Evans-Pritchard gets one thing right: Austerity is a disastrous policy. Regulation, taxes and previous monetizations have left many European countries with dysfunctional economies that are ill-prepared to shoulder the burdens of "austerity." For many countries and citizens, government programs are all they have left – and now those are being stripped away, too.
The harsh burden of high taxes and low government services sounds logical but surely it must be designed to generate a level of continued misery. Here's a description of the Greek economy several years removed from the height of violence and street protests over the country's foundering economy, as reported on by Al Jazeera in an article entitled, "After recession, Greece begins a slow ascent."

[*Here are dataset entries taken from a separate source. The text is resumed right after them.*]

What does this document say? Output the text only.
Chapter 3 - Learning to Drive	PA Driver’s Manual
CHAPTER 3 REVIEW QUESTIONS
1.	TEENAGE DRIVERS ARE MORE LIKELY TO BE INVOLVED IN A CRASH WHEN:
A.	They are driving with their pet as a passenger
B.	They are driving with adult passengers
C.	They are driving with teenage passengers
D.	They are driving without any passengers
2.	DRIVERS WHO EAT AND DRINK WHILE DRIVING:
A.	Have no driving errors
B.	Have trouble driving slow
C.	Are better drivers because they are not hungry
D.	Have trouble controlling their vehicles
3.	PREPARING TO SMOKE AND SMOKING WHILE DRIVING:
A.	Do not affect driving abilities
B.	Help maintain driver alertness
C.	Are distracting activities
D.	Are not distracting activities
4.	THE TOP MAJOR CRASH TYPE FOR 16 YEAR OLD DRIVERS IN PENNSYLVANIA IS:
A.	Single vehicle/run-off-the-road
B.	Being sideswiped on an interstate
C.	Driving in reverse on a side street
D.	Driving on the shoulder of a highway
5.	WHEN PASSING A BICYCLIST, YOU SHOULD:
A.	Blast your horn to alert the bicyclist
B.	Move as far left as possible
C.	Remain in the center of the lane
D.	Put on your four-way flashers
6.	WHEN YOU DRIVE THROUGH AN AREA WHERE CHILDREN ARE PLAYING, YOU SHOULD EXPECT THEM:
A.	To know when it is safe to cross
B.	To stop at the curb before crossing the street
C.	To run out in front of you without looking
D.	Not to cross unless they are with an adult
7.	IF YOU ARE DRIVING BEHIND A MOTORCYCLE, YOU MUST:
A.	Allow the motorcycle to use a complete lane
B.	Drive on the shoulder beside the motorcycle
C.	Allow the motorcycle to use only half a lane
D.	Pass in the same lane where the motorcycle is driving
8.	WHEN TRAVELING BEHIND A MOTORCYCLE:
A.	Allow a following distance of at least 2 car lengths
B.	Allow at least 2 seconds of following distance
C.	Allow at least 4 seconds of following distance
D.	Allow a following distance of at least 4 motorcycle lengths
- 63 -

After six years of a deep recession and austerity measures designed to help the country claw its way back into the black, Greece's public debt level is currently at 177 percent of GDP. Nearly 1.3 million Greeks remain unemployed, many of them long-term.
"The economy is mostly the same as it was two years ago, but in some ways, it's worse," said one unemployed man who asked his name be withheld to protect his prospects. "Some of us (who lost jobs during the recession) are just now running out of money, so we feel it more now."
Even the employed have felt the pinch. Changes to the income tax code written into law in December, and set to go into effect in January 2015, will not only impact how personal income tax is calculated, but lowers the cap on exempt income, and asks taxpayers to prepay their tax payment and withholding against the following year's income.
Austerity programs and higher taxes were forced on the Greeks, the Spanish, the Portuguese and Italians. Still to come: France, among other countries.
We don't read about the social costs or simmering resentments but they are there and likely continue to fester. We can see this in the voting patterns: third-party "fascist" political alternatives are springing up across Europe. People want relief.
They won't get it, though, or not from what we can tell. "Austerity" is a deliberate program, just as deliberate as the program of lending to corrupt Southern European governments that created the "crisis" in the first place.
We're really supposed to think after all this time – after so much European history, both military and economic – that bankers didn't realize as they lent merrily that at some point Europe would not have the wherewithal to pay the bill?
Over and over, we're supposed to believe that these "crises" happen by accident. They are blundered into repetitively by the same individuals that have been entrapped by previous crises of a similar nature. Either the institutional memory of global finance is dysfunctional or there are elements of guile and intention involved in the unsurprising emergent distress.
In fact, we've established in numerous articles that the EU braintrust knew well what they were doing when they imposed a monetary union ahead of a political one. They knew it would provoke a crisis and said so. That crisis, provoked indeed, remains as yet unresolved.
At some point, the conversation will have to be resolved by action. It probably won't make any difference in terms of Europe's ultimate fate – as Keynesian money printing doesn't really work anyway – but it will certainly provoke strong passions, especially among Germans and other Northern Europeans.
The point will be to create the conditions for some sort of "deeper" political union, either Northern and Southern or simply all at once. This is the real goal. From what we can tell, the crisis is coming to a head, as planned. It will be most instructive to see if it yields the requisite results or if Europe decline to be further manipulated.
The ramifications will be most important, and not just for Europeans.